French novelist. His work is largely autobiographical and concerned with the conflict between desire and conventional morality. It includes Les Nourritures terrestres/Fruits of the Earth (1897), L'Immoraliste/The Immoralist (1902), La Porte étroite/Strait is the Gate (1909), Les Caves du Vatican/The Vatican Cellars (1914), and Les Faux-monnayeurs/The Counterfeiters (1926). He was a cofounder of the influential literary periodical Nouvelle Revue française (1908), and kept an almost lifelong Journal. He was awarded the Nobel Prize for Literature in 1947.

Satire

Gide's early work included Le Voyage d'Urien (1893), the first of his satirical works; Paludes/Marshlands, also a satire, followed in 1895. At one time, Gide looked for peace and harmony in religion; later he was attracted to communism for a time.
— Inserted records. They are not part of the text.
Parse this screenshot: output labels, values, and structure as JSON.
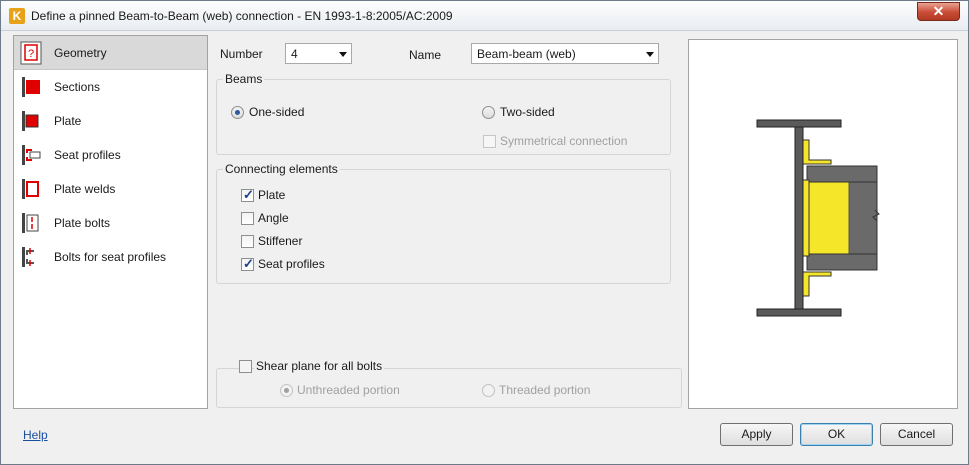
{
  "window": {
    "title": "Define a pinned Beam-to-Beam (web) connection - EN 1993-1-8:2005/AC:2009",
    "app_icon_letter": "K",
    "close_glyph": "✕"
  },
  "sidebar": {
    "items": [
      {
        "label": "Geometry",
        "icon": "geometry-icon"
      },
      {
        "label": "Sections",
        "icon": "sections-icon"
      },
      {
        "label": "Plate",
        "icon": "plate-icon"
      },
      {
        "label": "Seat profiles",
        "icon": "seat-profiles-icon"
      },
      {
        "label": "Plate welds",
        "icon": "plate-welds-icon"
      },
      {
        "label": "Plate bolts",
        "icon": "plate-bolts-icon"
      },
      {
        "label": "Bolts for seat profiles",
        "icon": "bolts-seat-profiles-icon"
      }
    ],
    "selected": "Geometry"
  },
  "form": {
    "number_label": "Number",
    "number_value": "4",
    "name_label": "Name",
    "name_value": "Beam-beam (web)",
    "beams": {
      "title": "Beams",
      "one_sided": "One-sided",
      "two_sided": "Two-sided",
      "symmetrical": "Symmetrical connection",
      "selected": "One-sided"
    },
    "connecting": {
      "title": "Connecting elements",
      "items": [
        {
          "label": "Plate",
          "checked": true
        },
        {
          "label": "Angle",
          "checked": false
        },
        {
          "label": "Stiffener",
          "checked": false
        },
        {
          "label": "Seat profiles",
          "checked": true
        }
      ]
    },
    "shear": {
      "label": "Shear plane for all bolts",
      "checked": false,
      "unthreaded": "Unthreaded portion",
      "threaded": "Threaded portion",
      "selected": "Unthreaded portion"
    }
  },
  "footer": {
    "help": "Help",
    "apply": "Apply",
    "ok": "OK",
    "cancel": "Cancel"
  },
  "colors": {
    "accent_red": "#e00000",
    "yellow": "#f5e62a",
    "steel_grey": "#5a5a5a"
  }
}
His satirical Les Caves du Vatican, a fantastic tale, seemed to exploit the moral theory of acts without motive, and was attacked as being anti-Catholic.

Main works

Les Nourritures terrestres was at first unremarked, but this work later became one of Gide's most popular and influential books. Celebrating all aspects of life, it encouraged the expression of individual personality, regardless of convention. L'Immoraliste is an example of his clear and simple mature style. Les Faux-monnayeurs was described by Gide as his only novel (his other works were either satirical tales or short novels told from the point of view of one character); a complex work structurally, it depicts the rebellion of youth and the struggle between two generations.

Autobiography

La Porte étroite is partly and Si le grain ne meurt/If it Die .. (1926) wholly autobiographical. Together with the Journal, the latter provides an outstanding work of personal history. The Journal reveals Gide's preoccupations and the rhythm of his existence, perpetually oscillating between discipline and anarchy, classicism and revolt, austerity and sensuality. After a visit to the Congo in 1925, he published Voyage au Congo (1927), which attacked colonialism.